Числа двенадцатого Валентина ловит меня в коридоре торга. Я думал, что начнет снова ругаться и чего-то от меня требовать, но нет, в этот раз ошибся:
— Послезавтра, четырнадцатого июня, чтобы был обязательно на районной комсомольской конференции на Огородникова. Обязательно! В два часа начало! Ты понял меня! Это по поводу годовщины комсомола и подготовке к ней!
— Понял, — коротко отвечаю я, выдержав паузу и внимательно разглядывая только шикарный бюст.
— Не вздумай не прийти! — особенно зло предупреждает меня парторг и я снова просто киваю головой, но такое наплевательское отношение к ее словам взрывает парторга.
— Придурок малолетний, — слышу напоследок от нее, когда уже поворачиваюсь, чтобы уйти от теперь очень неприятной тетеньки.
— Корова целлюлитная, — бормочу тоже немного более громко, чем если бы хотел остаться неуслышанным.
— Что ты сказал? — опять рявканье мне в спину.
— Вам послышалось, Валентина Дмитриевна, — с наглым видом поворачиваюсь я и пожимаю плечами, потом быстро сбегаю по лестнице.
Валентина двинулась со мной дальше разбираться, но я решил ретироваться, пока мы не подрались всерьез.
Да, отношения настолько накалены, что меня точно уволят из торга. Разъяренный парторг обязательно на этом настоит перед начальством. Будет выглядеть полной дурой в его глазах, раз сама пригласила и комсоргом назначила, но начальству в общем-то все равно.
Прощай, моя двухмесячная карьера курьера!
Которая так много мне дала, столько новых рынков сбыта и новых знакомых, готовых покупать советский дефицит.
— Не переживай, Игорь, — успокаиваю я сам себя. — Главное, это знакомства и связи, ты их получил и теперь знаешь около пятидесяти точек сбыта для своей продукции. То есть не своей, а эстонской, что особенно ценится покупателями. Безопасного почти полностью сбыта, это в наши суровые советские времена значит очень много.
— Выпрут тебя с работы — будет больше времени своими делами заниматься. Осторожнее работать и легче продавать, а какое-нибудь место, чтобы числиться официально я себе найду. Да и недолго осталось церберам товарища Андропова по киношкам и кафе шастать в поисках тунеядцев. Скоро и он под капельницу навсегда заляжет, через три месяца, и тема понемногу заглохнет.
На следующий день, в понедельник тринадцатого июня, я весело качусь домой после выполненной работы и отличной торговли, продался на сотню рублей в трех первых магазинах, сам даже не ожидал так удачно расторговаться до обеда.
Как на повороте на свою Красноармейскую сталкиваюсь с участковым.
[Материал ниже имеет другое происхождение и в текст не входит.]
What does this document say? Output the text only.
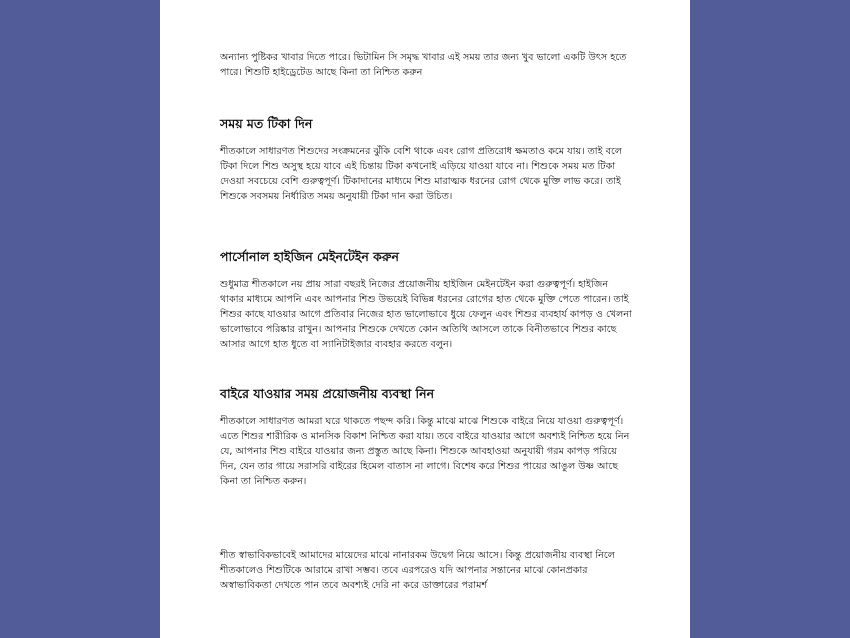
অন্যান্য পুষ্টিকর খাবার দিতে পারে। ভিটামিন সি সমৃদ্ধ খাবার এই সময় তার জন্য খুব ভালো একটি উৎস হতে পারে। শিশুটি হাইড্রেটেড আছে কিনা তা নিশ্চিত করুন

সময় মত টিকা দিন

শীতকালে সাধারণত শিশুদের সংক্রমনের ঝুঁকি বেশি থাকে এবং রোগ প্রতিরোধ ক্ষমতাও কমে যায়। তাই বলে টিকা দিলে শিশু অসুস্থ হয়ে যাবে এই চিন্তায় টিকা কখনোই এড়িয়ে যাওয়া যাবে না। শিশুকে সময় মত টিকা দেওয়া সবচেয়ে বেশি গুরুত্বপূর্ণ। টিকাদানের মাধ্যমে শিশু মারাত্মক ধরনের রোগ থেকে মুক্তি লাভ করে। তাই শিশুকে সবসময় নির্ধারিত সময় অনুযায়ী টিকা দান করা উচিত।

পার্সোনাল হাইজিন মেইনটেইন করুন

শুধুমাত্র শীতকালে নয় প্রায় সারা বছরই নিজের প্রয়োজনীয় হাইজিন মেইনটেইন করা গুরুত্বপূর্ণ। হাইজিন থাকার মাধ্যমে আপনি এবং আপনার শিশু উভয়েই বিভিন্ন ধরনের রোগের হাত থেকে মুক্তি পেতে পারেন। তাই শিশুর কাছে যাওয়ার আগে প্রতিবার নিজের হাত ভালোভাবে ধুয়ে ফেলুন এবং শিশুর ব্যবহার্য কাপড় ও খেলনা ভালোভাবে পরিষ্কার রাখুন। আপনার শিশুকে দেখতে কোন অতিথি আসলে তাকে বিনীতভাবে শিশুর কাছে আসার আগে হাত ধুতে বা স্যানিটাইজার ব্যবহার করতে বলুন।

বাইরে যাওয়ার সময় প্রয়োজনীয় ব্যবস্থা নিন

শীতকালে সাধারণত আমরা ঘরে থাকতে পছন্দ করি। কিন্তু মাঝে মাঝে শিশুকে বাইরে নিয়ে যাওয়া গুরুত্বপূর্ণ। এতে শিশুর শারীরিক ও মানসিক বিকাশ নিশ্চিত করা যায়। তবে বাইরে যাওয়ার আগে অবশ্যই নিশ্চিত হয়ে নিন যে, আপনার শিশু বাইরে যাওয়ার জন্য প্রস্তুত আছে কিনা। শিশুকে আবহাওয়া অনুযায়ী গরম কাপড় পরিয়ে দিন, যেন তার গায়ে সরাসরি বাইরের হিমেল বাতাস না লাগে। বিশেষ করে শিশুর পায়ের আঙুল উষ্ণ আছে কিনা তা নিশ্চিত করুন।

শীত স্বাভাবিকভাবেই আমাদের মায়েদের মাঝে নানারকম উদ্বেগ নিয়ে আসে। কিন্তু প্রয়োজনীয় ব্যবস্থা নিলে শীতকালেও শিশুটিকে আরামে রাখা সম্ভব। তবে এরপরেও যদি আপনার সন্তানের মাঝে কোনপ্রকার অস্বাভাবিকতা দেখতে পান তবে অবশ্যই দেরি না করে ডাক্তারের পরামর্শ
Не видел его уже пару недель и так бы не обратил на него особого внимания, но его выпученные глаза и сильно удивленное лицо при виде меня сразу царапнули нехорошо сознание.
— У него такой вид оказался, как будто он ожившего покойника увидел. Или привидение. Ох, не к добру все это, — понимаю я, пролетев мимо него по дороге.
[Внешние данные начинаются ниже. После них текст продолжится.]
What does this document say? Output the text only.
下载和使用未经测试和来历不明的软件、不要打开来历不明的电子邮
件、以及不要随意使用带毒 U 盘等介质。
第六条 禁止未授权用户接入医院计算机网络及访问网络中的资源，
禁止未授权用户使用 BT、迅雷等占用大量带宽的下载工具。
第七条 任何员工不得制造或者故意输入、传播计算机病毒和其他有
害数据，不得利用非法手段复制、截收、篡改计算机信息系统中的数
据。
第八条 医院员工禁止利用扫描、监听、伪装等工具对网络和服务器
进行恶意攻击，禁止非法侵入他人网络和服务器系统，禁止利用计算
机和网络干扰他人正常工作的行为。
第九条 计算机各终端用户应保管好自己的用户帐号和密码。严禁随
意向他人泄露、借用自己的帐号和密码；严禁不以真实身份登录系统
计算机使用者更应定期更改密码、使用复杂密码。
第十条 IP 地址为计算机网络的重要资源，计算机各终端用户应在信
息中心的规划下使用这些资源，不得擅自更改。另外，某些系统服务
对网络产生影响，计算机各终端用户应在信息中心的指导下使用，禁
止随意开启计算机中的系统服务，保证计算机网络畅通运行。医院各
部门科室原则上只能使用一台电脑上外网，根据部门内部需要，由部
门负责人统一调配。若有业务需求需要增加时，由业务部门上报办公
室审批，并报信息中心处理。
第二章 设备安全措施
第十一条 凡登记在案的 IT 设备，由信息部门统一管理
Теперь я уже настороже и поэтому, заскочив с велосипедом в подъезд, приникаю на всякий случай к щели между дверями. Жду секунд тридцать и мои ожидания сбываются, мимо дома медленно проезжает серая Волга, а пассажир за затемненным стеклом смотрит как раз на дверь моего подъезда.
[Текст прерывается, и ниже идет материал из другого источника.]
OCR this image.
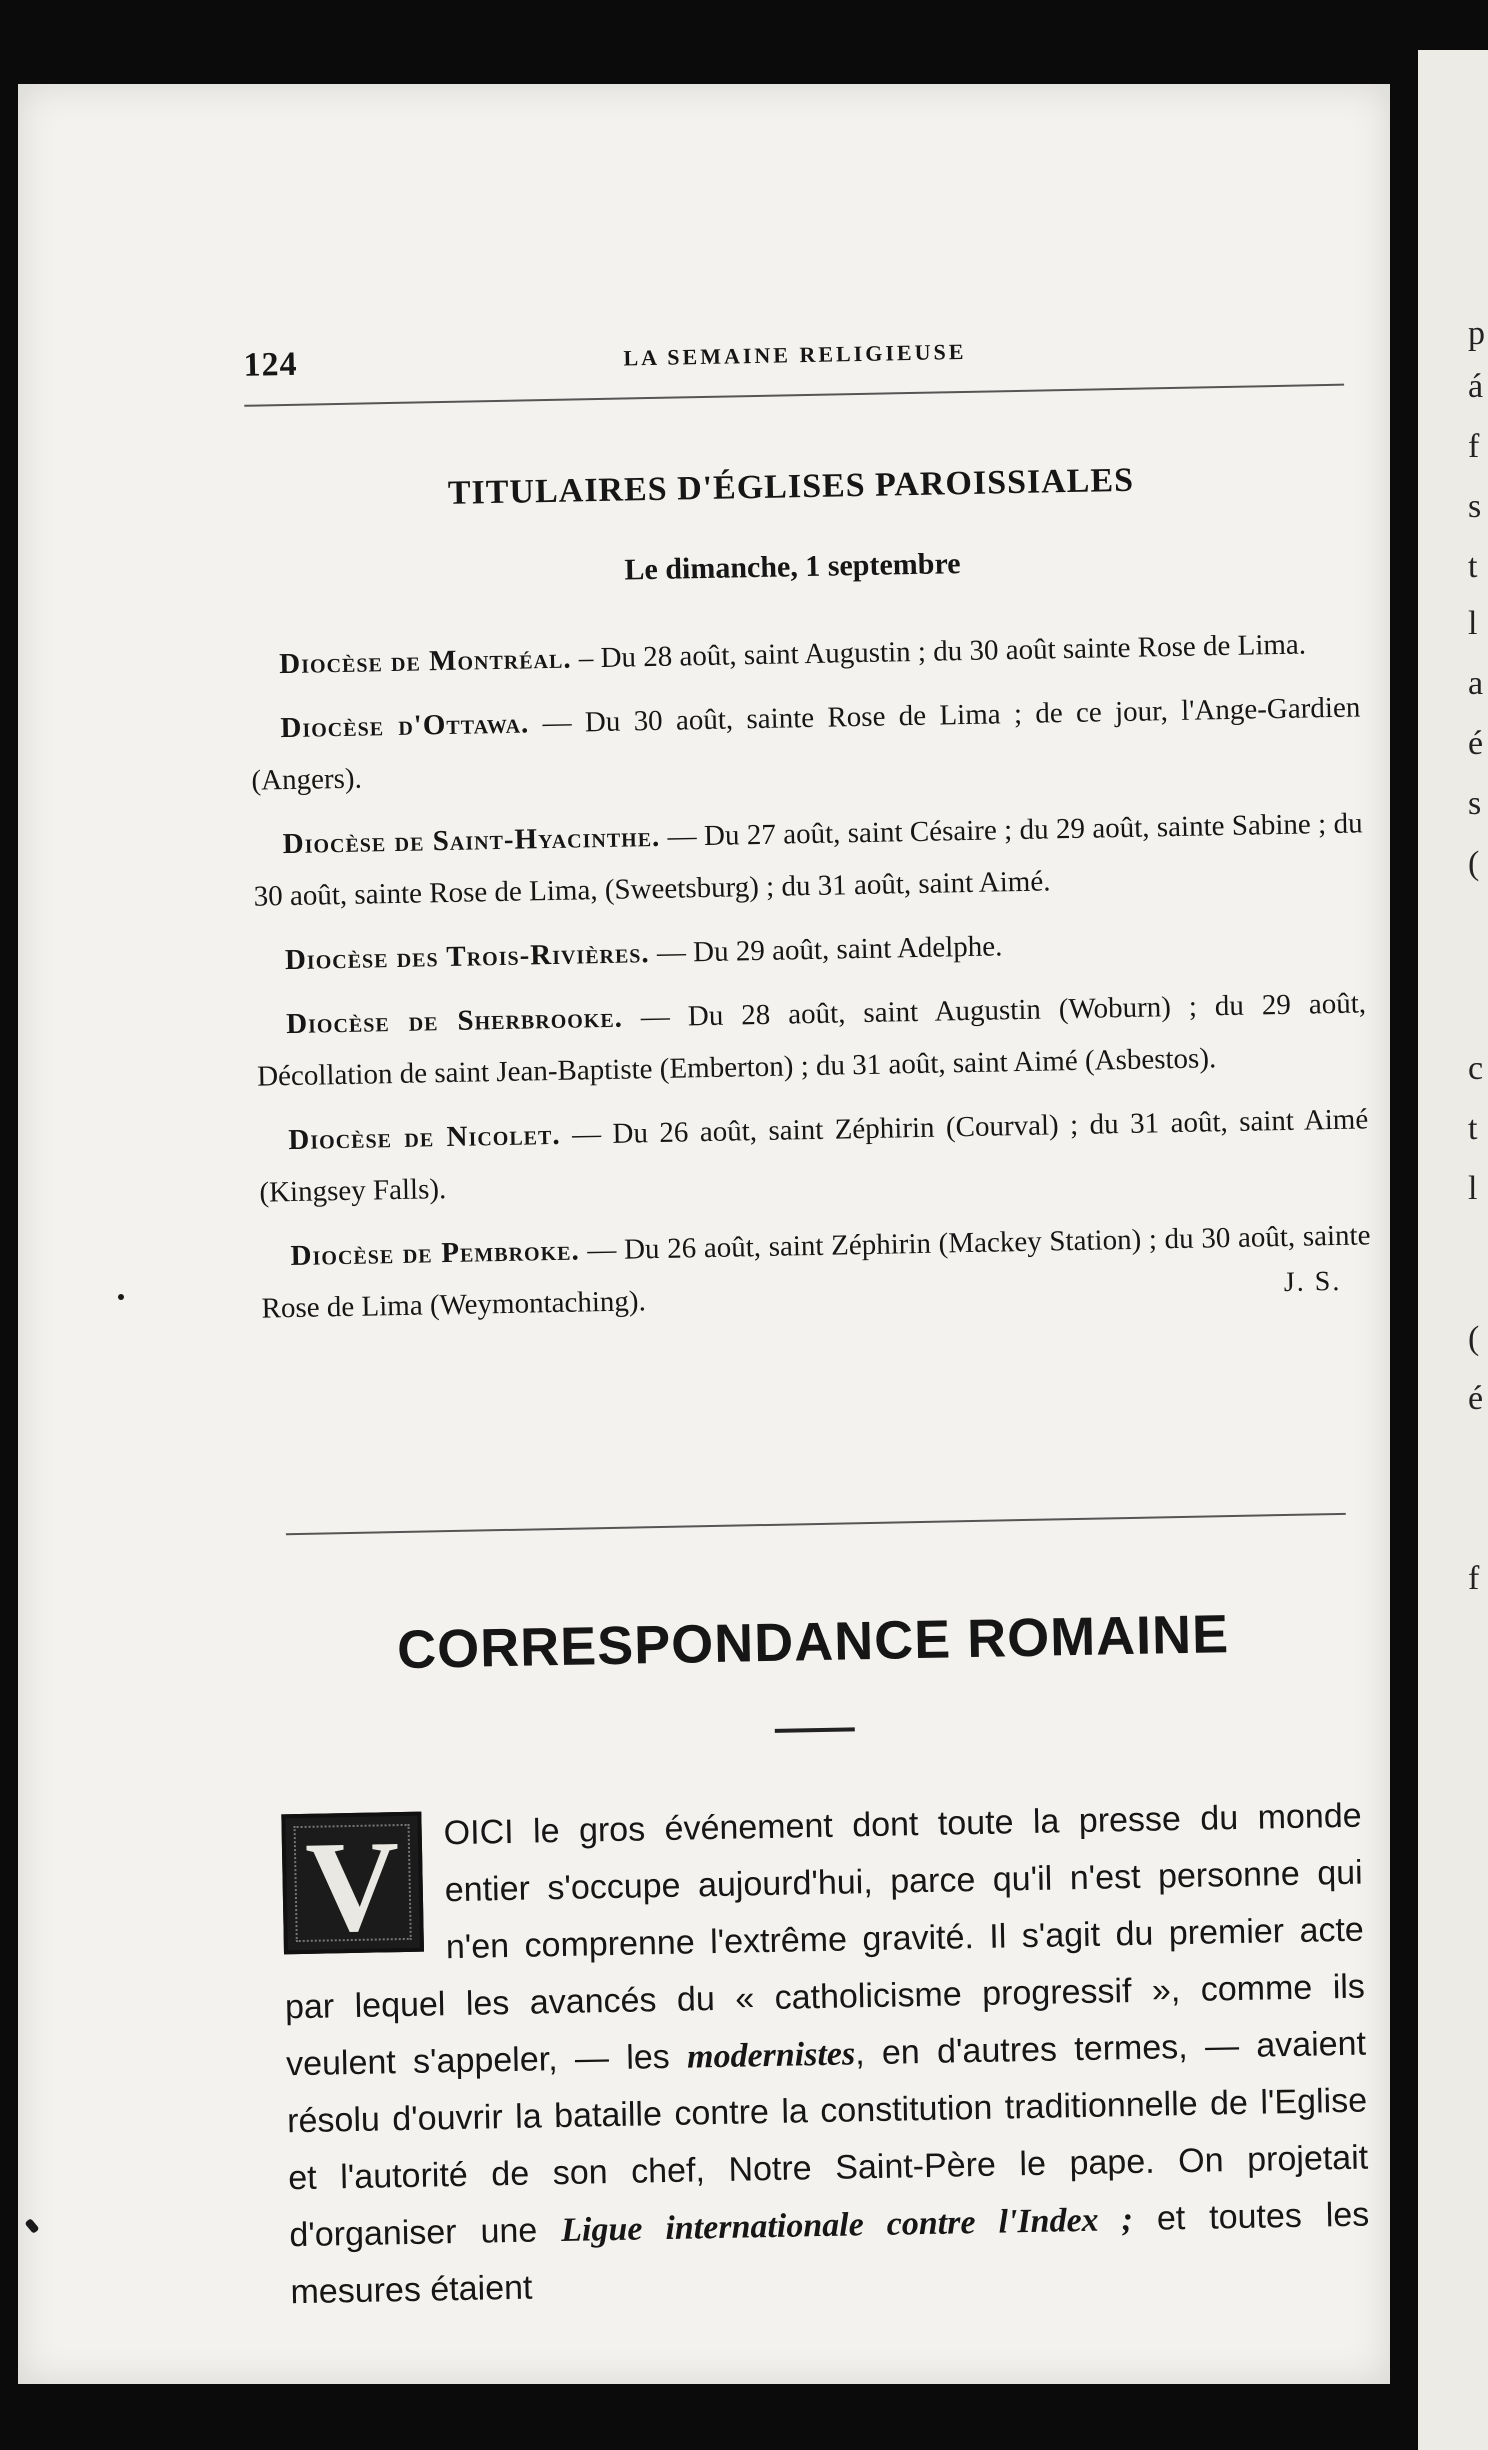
124	LA SEMAINE RELIGIEUSE
TITULAIRES D'ÉGLISES PAROISSIALES
Le dimanche, 1 septembre

Diocèse de Montréal. – Du 28 août, saint Augustin ; du 30 août sainte Rose de Lima.

Diocèse d'Ottawa. — Du 30 août, sainte Rose de Lima ; de ce jour, l'Ange-Gardien (Angers).

Diocèse de Saint-Hyacinthe. — Du 27 août, saint Césaire ; du 29 août, sainte Sabine ; du 30 août, sainte Rose de Lima, (Sweetsburg) ; du 31 août, saint Aimé.

Diocèse des Trois-Rivières. — Du 29 août, saint Adelphe.

Diocèse de Sherbrooke. — Du 28 août, saint Augustin (Woburn) ; du 29 août, Décollation de saint Jean-Baptiste (Emberton) ; du 31 août, saint Aimé (Asbestos).

Diocèse de Nicolet. — Du 26 août, saint Zéphirin (Courval) ; du 31 août, saint Aimé (Kingsey Falls).

Diocèse de Pembroke. — Du 26 août, saint Zéphirin (Mackey Station) ; du 30 août, sainte Rose de Lima (Weymontaching).

J. S.
CORRESPONDANCE ROMAINE
V	OICI le gros événement dont toute la presse du monde entier s'occupe aujourd'hui, parce qu'il n'est personne qui n'en comprenne l'extrême gravité. Il s'agit du premier acte par lequel les avancés du « catholicisme progressif », comme ils veulent s'appeler, — les modernistes, en d'autres termes, — avaient résolu d'ouvrir la bataille contre la constitution traditionnelle de l'Eglise et l'autorité de son chef, Notre Saint-Père le pape. On projetait d'organiser une Ligue internationale contre l'Index ; et toutes les mesures étaient
p
á
f
s
t
l
a
é
s
(
c
t
l
(
é
f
Я бросаюсь на свой этаж, распахиваю дверь, бросив велик на площадке, приникаю к окну.
Волги уже не видно, я наблюдаю какое-то время, как она вдруг выезжает из какого-то двора и встает подальше на улице в тени, в сотне метров от дома.
— Заехала развернуться во двор, на узкой Красноармейской это придется делать долго и привлекать к себе лишнее внимание, — понимаю я. — Подготовились господа сыщики уже, провели рекогносцировку на местности точно.
И тут я вспоминаю, что видел сегодня уже краем зрения похожую серую машину, даже пару раз, когда выходил из магазинов с рюкзаком и незаметно оглядывался вокруг, возясь с замком и отстегивая специально долго велосипед, ожидая внезапного появления тех же оперов из какой-нибудь машины. Или из-за нее.
Видел, но конечно не обратил внимание.
— Так меня взяли под наблюдение! — от этой мысли у меня холодеет спина, — точно взяли!